Innenpolitik

Kunasek nennt keine Summe für neue Bundesheer-Hubschrauber

Ein "Jubeltag" ist der heutige Mittwoch für Verteidigungsminister Mario Kunasek (FPÖ), weil der Ministerrat ein Investitionspaket für das Bundesheer beschließt. So sollen drei neue Black Hawks und zwölf leichte Mehrzweckhubschrauber gekauft werden - eine "große, große Investition", wie Kunasek vor der Regierungssitzung meinte.

"Jubeltag" für Verteidigungsminister Kunasek SN/APA/ROBERT JAEGER
"Jubeltag" für Verteidigungsminister Kunasek

Wie viel das kostet, wollte Kunasek auf mehrmalige Nachfrage nicht sagen. Nach APA-Informationen dürfte es um gut 400 Mio. Euro Sonderbudget gehen, Kunasek selbst hatte in der Vergangenheit von um die 300 Mio. Euro gesprochen. Bestätigen wollte er diese Zahlen nicht. "Das würde unsere Verhandlungsposition nicht unbedingt stärken", argumentierte er. "Ich möchte mich hier nicht festmachen lassen." Die Nachfrage, ob der Steuerzahler nicht wissen wolle, wie hoch die "große, große Investition" nun tatsächlich sei, beantwortete er nicht.

Es handle sich jedenfalls um ein "sehr großes Paket im Sinne der Katastrophenhilfe und der Sicherheit Österreichs", frohlockte Kunasek. Was ihn als Steirer ganz besonders freue, sei, dass der Heli-Standort Aigen im Ennstal - wo die alten "Alouette III" stehen, die nun ersetzt werden sollen - damit gesichert sei. Kunasek will 2020 als FPÖ-Spitzenkandidat bei der steirischen Landtagswahl antreten.

Der erste zusätzliche Black Hawk soll Ende 2020/Anfang 2021 in Österreich sein, kündigte der Minister an. Gefragt, warum das Ganze unter dem Titel Katastrophenschutz laufe, erklärte Kunasek, man habe erst gestern wieder beim Löschen von Waldbränden geholfen. "Jawohl, es ist ein Katastrophenschutzpaket", aber freilich könne das Gerät auch für klassische militärische Aufgaben eingesetzt werden.

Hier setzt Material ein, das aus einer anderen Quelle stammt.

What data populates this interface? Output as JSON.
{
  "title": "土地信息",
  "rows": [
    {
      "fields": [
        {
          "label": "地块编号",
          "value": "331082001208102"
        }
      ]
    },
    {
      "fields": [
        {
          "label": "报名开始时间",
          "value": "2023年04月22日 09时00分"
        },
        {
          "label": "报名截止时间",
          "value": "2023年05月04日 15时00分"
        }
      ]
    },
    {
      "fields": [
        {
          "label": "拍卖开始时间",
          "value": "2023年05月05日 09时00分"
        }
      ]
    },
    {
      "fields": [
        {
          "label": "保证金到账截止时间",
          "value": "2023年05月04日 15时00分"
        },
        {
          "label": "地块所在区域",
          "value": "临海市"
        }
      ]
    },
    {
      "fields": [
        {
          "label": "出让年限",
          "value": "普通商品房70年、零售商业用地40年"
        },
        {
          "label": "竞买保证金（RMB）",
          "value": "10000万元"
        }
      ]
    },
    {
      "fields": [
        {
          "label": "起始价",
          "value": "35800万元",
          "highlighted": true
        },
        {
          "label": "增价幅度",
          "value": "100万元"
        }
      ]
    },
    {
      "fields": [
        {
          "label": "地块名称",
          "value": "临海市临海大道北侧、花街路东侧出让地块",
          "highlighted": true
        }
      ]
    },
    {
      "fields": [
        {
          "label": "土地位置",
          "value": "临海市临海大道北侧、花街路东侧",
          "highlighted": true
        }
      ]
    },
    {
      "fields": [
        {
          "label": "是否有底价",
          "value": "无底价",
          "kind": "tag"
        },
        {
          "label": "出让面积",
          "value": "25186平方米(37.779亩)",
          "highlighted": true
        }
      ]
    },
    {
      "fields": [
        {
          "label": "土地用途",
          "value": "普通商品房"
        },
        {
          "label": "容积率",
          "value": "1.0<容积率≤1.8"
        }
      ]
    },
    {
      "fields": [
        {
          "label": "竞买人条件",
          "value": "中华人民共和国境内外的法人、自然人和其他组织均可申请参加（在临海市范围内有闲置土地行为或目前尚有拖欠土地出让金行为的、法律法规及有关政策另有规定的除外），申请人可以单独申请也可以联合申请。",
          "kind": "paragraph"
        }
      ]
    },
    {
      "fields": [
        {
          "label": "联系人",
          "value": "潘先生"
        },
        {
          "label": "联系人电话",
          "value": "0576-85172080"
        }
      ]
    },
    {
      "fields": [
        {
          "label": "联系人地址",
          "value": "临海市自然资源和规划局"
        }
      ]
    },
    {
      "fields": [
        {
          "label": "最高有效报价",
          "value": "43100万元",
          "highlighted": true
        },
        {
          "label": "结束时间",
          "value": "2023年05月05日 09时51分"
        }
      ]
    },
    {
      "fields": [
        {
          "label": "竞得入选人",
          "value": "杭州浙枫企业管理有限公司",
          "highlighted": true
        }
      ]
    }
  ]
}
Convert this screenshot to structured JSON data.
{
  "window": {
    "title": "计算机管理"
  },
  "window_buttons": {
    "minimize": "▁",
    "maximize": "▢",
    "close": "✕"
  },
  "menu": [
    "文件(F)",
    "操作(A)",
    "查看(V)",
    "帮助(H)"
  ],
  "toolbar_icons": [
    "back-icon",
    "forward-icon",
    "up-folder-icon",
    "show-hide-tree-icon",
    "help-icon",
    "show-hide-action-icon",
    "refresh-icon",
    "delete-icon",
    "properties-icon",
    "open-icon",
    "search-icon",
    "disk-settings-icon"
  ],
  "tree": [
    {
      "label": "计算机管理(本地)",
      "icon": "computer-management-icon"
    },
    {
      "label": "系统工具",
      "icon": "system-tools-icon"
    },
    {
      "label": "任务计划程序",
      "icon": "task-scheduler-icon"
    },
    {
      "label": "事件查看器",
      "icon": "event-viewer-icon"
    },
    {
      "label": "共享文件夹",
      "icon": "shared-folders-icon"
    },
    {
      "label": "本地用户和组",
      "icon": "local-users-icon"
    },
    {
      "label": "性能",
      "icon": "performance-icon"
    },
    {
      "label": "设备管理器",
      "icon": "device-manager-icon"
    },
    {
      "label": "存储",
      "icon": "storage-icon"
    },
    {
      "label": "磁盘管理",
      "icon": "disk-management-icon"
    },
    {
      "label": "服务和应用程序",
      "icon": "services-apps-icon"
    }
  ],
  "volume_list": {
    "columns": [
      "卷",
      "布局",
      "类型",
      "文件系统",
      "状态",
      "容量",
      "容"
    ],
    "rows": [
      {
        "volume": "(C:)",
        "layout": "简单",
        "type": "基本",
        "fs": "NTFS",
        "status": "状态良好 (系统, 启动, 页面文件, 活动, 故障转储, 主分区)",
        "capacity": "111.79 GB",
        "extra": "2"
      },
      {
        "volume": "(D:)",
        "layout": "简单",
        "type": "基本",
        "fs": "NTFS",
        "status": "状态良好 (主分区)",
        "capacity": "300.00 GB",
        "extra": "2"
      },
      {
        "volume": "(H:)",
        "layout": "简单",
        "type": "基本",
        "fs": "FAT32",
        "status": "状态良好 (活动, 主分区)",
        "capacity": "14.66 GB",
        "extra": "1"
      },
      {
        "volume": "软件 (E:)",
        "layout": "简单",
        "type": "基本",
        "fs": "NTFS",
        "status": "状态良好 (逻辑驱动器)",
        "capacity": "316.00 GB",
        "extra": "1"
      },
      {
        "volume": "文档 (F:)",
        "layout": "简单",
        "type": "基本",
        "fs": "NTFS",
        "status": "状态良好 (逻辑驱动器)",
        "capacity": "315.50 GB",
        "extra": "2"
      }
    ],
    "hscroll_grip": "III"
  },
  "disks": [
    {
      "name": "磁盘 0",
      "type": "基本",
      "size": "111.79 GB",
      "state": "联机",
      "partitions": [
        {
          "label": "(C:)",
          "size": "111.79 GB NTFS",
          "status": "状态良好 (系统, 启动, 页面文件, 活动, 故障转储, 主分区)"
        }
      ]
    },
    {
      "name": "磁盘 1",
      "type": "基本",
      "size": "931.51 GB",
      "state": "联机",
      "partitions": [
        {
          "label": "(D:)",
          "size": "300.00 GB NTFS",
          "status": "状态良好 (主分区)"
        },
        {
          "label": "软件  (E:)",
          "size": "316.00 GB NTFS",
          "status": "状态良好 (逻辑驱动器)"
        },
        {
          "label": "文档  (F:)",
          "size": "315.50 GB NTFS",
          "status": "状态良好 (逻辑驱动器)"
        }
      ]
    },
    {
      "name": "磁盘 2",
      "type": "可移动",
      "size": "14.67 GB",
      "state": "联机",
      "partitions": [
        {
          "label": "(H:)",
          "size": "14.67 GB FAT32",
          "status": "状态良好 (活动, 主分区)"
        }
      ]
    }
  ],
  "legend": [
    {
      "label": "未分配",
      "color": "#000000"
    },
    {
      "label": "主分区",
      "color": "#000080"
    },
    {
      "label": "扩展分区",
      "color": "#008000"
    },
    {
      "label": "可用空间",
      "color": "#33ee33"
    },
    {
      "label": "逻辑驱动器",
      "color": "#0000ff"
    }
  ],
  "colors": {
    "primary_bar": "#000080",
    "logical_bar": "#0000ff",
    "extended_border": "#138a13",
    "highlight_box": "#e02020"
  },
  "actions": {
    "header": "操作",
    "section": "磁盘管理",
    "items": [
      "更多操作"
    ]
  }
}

Um gut 30 Mio. Euro sollen u.a. geländegängige Fahrzeuge angeschafft werden, die nach dem jahrelangen Spardruck dringend notwendig sind. Es sei klar, dass auch die neue Beschaffung nur Spitzen abdecken könne und "bei weitem" nicht den Gesamtbedarf decken werde, räumte der Minister ein.

Wie es mit den Eurofightern weitergeht, soll bis Jahresende geklärt sein. Kunasek bestätigte "interne Diskussionen", diese liefen aber sachlich und beruhten auf den verschiedenen Optionen im von der entsprechenden Sonderkommission vorgelegten Bericht.

Die steirische Landesregierung reagierte am Mittwoch unterschiedlich auf die Anschaffung der neuen Hubschrauber. Während sich Landeshauptmann Hermann Schützenhöfer (ÖVP) erfreut zeigte, kritisierte sein Stellvertreter Michael Schickhofer (SPÖ) die aus seiner Sicht geringe Anzahl: "Volle Sicherheit braucht mehr als zwölf Hubschrauber", sagte der Katastrophenschutzreferent via Aussendung.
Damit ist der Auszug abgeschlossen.